Me han tachado tanto de déspota y grosera que he terminado por autonombrarme:
“Híbrida explosiva”, una mujer de semblante robótico con un corazón bombeante de sensibilidad que muy pocos conocen. Los que sólo ven mi coraza metálica se han quedado con esa sensación de mis descontroles iracundos, pues me rigen de manera automatizada. No los culpo. Ni siquiera yo puedo contenerme, con esa presencia que los aleja y que se presta a que me juzguen. Tampoco soy una víctima. Sé de todo aquello que me supera la paciencia y la aceptación y que los perjudica, y procuro en la medida de mis capacidades electrónicas y mecánicas, ser humanamente pasiva y tolerante, muy a pesar de la otra falla que enferma mi sistema de manera tardía y sorpresiva:
Las descargas masivas de ansiedad. Este virus se aloja en la aorta de mi corazón y se expande de la tráquea a mi cerebro, que considera conveniente trastornar la realidad y acercarme con los escenarios imaginarios más catastróficos a un futuro más que desesperanzador.
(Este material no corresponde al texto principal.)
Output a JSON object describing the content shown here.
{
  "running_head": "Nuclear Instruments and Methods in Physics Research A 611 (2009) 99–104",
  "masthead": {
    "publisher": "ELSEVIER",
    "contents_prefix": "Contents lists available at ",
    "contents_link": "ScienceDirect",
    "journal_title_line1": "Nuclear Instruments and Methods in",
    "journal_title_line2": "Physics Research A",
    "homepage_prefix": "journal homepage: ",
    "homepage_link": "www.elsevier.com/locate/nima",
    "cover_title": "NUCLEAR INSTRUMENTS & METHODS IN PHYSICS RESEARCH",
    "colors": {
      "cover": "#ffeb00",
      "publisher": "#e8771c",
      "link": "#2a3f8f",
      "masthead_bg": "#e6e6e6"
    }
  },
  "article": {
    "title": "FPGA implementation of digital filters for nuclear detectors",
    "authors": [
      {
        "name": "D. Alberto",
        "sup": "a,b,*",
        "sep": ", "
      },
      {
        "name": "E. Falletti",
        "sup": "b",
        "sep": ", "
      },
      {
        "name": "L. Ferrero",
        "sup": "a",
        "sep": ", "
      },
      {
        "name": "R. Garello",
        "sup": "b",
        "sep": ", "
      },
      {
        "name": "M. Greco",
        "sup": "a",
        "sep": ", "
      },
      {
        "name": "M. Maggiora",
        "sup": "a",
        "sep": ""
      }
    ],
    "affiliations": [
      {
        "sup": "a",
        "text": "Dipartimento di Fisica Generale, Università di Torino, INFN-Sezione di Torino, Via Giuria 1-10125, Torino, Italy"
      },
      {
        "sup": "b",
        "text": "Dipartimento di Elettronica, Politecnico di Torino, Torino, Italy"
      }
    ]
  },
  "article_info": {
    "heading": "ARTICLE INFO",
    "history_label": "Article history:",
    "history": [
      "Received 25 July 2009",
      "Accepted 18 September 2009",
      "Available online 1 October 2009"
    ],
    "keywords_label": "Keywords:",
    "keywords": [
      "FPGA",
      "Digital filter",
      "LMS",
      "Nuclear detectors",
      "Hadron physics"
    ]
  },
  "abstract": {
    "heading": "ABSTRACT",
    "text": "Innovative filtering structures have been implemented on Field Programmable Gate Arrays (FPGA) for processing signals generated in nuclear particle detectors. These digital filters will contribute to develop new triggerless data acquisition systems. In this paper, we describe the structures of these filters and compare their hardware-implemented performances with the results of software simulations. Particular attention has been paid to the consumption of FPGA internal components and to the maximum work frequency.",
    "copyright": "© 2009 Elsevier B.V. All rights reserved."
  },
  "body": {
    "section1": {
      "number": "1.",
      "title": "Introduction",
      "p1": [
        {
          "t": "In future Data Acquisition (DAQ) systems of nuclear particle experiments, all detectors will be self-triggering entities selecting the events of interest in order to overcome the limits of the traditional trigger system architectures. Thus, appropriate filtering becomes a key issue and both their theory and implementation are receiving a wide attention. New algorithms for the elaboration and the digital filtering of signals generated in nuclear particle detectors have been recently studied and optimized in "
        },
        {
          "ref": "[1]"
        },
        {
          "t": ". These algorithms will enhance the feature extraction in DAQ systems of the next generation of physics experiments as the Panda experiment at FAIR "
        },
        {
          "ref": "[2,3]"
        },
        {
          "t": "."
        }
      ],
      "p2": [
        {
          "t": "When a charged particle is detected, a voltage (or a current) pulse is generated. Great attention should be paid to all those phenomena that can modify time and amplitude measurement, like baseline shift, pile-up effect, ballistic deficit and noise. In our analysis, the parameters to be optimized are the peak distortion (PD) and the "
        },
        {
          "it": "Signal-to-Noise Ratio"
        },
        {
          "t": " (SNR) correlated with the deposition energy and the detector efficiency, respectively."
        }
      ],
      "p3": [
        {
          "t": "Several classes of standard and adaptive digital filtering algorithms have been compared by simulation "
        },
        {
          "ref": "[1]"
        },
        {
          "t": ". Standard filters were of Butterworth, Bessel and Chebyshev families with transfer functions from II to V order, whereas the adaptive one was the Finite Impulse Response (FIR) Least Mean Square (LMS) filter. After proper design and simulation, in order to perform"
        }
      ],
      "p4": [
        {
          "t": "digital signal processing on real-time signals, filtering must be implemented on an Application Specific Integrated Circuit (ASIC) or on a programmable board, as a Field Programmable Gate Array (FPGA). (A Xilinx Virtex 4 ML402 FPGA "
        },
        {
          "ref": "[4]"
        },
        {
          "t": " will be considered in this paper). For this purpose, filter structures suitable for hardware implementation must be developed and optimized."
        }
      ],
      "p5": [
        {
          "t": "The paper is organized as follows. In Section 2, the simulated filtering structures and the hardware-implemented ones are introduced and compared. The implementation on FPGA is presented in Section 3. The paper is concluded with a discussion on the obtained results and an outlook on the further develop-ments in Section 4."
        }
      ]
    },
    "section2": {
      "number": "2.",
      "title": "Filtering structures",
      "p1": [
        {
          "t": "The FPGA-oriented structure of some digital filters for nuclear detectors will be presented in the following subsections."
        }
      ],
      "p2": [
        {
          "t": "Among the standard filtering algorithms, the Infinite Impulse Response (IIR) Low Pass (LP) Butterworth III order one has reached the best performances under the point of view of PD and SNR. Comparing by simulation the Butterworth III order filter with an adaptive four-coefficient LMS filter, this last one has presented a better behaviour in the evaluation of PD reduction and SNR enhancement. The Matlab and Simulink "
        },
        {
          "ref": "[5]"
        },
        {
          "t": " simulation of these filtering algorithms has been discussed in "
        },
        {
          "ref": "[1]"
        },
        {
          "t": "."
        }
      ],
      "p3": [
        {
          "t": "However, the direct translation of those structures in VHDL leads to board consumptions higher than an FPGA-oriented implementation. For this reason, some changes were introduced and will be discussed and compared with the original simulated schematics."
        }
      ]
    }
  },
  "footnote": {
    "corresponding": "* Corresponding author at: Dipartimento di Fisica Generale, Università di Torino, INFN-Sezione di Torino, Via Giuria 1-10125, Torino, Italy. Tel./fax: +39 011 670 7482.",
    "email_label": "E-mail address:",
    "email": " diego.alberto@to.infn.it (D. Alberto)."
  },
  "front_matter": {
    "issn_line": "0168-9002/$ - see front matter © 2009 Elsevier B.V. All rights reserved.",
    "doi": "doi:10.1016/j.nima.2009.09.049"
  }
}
Mi ira fue programada para ser expulsada frente a situaciones de injusticia y para rechazar la naturaleza y autenticidad de las demás personas que en mi raciocinio cruzan esa línea de lo que considero correcto, viable y normal en torno a mi.
La ansiedad es una falla de origen biológico que atrofia mis escasos avances de resiliencia y que se vuelve la protagonista de las escenas de suspenso que me paralizan cada ciertos meses o en situaciones estresantes. Todo esto a veces hace que colapse mi sistema operativo y se active el botón de lenguaje altisonante que lo único que pretende es actualizar los datos de mi computador emocional; y últimamente mis lagrimales se activan de manera preventiva para no convertirme en una amenaza, aunado a la búsqueda de la soledad donde pueda detener el corto circuito que me incendia las ramificaciones sanguíneas y donde se pueda restablecer mi memoria a través de la redacción de lo que en ese momento está imperando en mi sistema.